Friday 29 October 2021

Maggie's Gospel: The Sermon on the Mound (Thursday 18 November)

Margaret Thatcher became Prime Minister of the United Kingdom in May 1979. In 1981 Ronald Reagan assumed office as President of the United States and Francois Mitterand was elected President of France. The next year, 1982, saw the election of Helmut Kohl as Chancellor of the Federal Republic of (West) Germany. Thatcher retained office for 11 years, Reagan for eight (the maximum permitted), Mitterand for 14, and Kohl for 16. Whatever anyone thinks of their politics - and they all, inevitably, faced crises and controversy - they were giants of late twentieth century history. It is worthwhile to observe also that Leonid Brezhnev, long-serving leader of the Soviet Union, died in November 1982, to be succeeded eventually, from 1985, by Mikhail Gorbachev, whose reforms went further than even he imagined.

Margaret Thatcher had been Prime Minister for nine years when, on 21 May 1988, she addressed the General Assembly of the Church of Scotland. The General Assembly Hall is situated on the artificial hill in Edinburgh known as the Mound.

In her address, which came to be known as 'the Sermon on the Mound', Thatcher offered a theological justification for her ideas on capitalism and the market economy. What was expected to be merely a formal engagement became the focus of a storm of controversy about politics, faith and morality.

Thatcher emphasised individualism, choice and wealth production while making an idiosyncratic and ambivalent reference to democracy. She stressed the individual's responsibility to take care of themselves. She said, 'Christianity is about spiritual redemption, not social reform.' She linked the idea of free will with consumer choice. She praised the role of private enterprise in wealth production, quoting St Paul's letter to the Thessalonians: 'If a man will not work he shall not eat.' On democracy she observed, 'Nowhere in the Bible is the word democracy mentioned.'

Thatcher was preaching to a church and a nation that had mostly rejected her ideology, but the reverberations of the speech travelled far beyond Scotland. For those of us who lived, vividly, through the Thatcher years it is easy now to overlook the fact that she was ousted from the premiership by her own party's MPs 31 years ago. 

For our November lecture we welcome Dr Clifford Williamson of Bath Spa University who will seek to reevaluate 'the Sermon on the Mound' and its contribution to our understanding of Margaret Thatcher and the political ideology associated with her.

Mike Short

Tuesday 5 October 2021

Medieval Queens: Ruling Women in a Man's World (Thursday 21 October)

The names of many medieval queens are readily recognised by people who read and study the history of the Middle Ages: Eleanor of Aquitaine (1122-1204), Isabella I of Castile (1451-1504), Empress Matilda (1102-1167) and Margaret of Anjou (1430-1482) are examples.

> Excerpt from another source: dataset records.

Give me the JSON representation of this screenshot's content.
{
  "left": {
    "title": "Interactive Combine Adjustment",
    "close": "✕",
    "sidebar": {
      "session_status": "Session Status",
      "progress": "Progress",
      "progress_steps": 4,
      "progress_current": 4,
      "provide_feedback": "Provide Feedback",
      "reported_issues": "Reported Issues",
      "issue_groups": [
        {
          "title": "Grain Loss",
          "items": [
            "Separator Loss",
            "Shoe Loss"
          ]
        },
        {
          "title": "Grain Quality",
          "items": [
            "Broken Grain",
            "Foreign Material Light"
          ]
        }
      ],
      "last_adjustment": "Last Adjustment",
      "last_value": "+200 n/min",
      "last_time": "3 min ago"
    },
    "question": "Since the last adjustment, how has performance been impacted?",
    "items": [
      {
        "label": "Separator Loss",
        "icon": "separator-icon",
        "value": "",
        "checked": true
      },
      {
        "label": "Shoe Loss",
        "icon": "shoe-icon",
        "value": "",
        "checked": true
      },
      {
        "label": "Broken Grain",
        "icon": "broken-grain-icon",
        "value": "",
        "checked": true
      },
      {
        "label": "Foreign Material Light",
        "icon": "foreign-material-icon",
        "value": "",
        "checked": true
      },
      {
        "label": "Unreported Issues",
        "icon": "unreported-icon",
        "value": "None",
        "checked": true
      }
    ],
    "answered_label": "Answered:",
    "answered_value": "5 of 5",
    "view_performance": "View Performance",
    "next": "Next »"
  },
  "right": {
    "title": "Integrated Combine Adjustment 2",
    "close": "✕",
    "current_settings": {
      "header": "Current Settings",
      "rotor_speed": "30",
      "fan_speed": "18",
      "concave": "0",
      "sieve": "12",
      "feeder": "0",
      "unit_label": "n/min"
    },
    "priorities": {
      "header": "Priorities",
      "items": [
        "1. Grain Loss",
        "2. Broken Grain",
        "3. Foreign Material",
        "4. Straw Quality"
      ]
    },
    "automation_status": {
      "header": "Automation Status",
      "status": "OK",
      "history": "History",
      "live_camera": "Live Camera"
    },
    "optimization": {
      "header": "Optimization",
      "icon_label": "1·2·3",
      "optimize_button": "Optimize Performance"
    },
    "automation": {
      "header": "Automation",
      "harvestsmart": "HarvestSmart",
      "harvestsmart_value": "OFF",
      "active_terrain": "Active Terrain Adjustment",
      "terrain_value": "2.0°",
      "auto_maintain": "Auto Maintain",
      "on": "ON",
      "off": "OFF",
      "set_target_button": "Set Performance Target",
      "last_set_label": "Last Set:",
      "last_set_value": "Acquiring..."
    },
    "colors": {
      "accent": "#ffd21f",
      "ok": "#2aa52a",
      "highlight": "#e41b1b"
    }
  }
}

Few were queens regnant, ruling as monarchs in their own right. Isabella I of Castile was. She married Ferdinand II of Aragon, uniting the two realms and laying the foundations of Spain and, famously in 1492, sending Columbus to the New World. Margaret I of Denmark (1353-1412) was queen regnant. Empress Matilda, married to the future Holy Roman Emperor Henry V, would have been queen regnant of England if the wishes of her father, Henry I, had been fulfilled.

Medieval queens were usually the wives or mothers of kings. Given the tendency of royal families to intermarry they were often the sisters or daughters of kings too. They were women who lived in and probably ran the royal households. They were very close to the centres of power, knew what was going on and were commonly kings' most trusted advisers. When a king travelled to distant realms, perhaps to defend or gain territory, he might well appoint his wife regent to assume the responsibilities of day-to-day government in his place. Matilda of Scotland (1080-1118) was the wife and regent of Henry I of England. Philippa of Hainault (1313-1369) fulfilled the same roles for Edward III. The formidable Margaret of Anjou was Henry VI's wife and regent.

Eleanor, Duchess of Aquitaine in her own right, merits a lecture - and more - to herself. She was married first to King Louis VII of France, then to Henry II of England. Among her ten children were a count and countesses of Champagne, Blois and Poitiers, a duchess of Saxony, a duke of Brittany, queens of Castile and Sicily, and King Richard I and King John of England.

These were women who ruled, at least some of the time, in the 'man's world' of medieval Europe. Who some of them were and how they were able to exercise power and influence is the focus of Dr Ellie Woodacre's lecture on 21 October. Ellie is Reader in Renaissance History at the University of Winchester.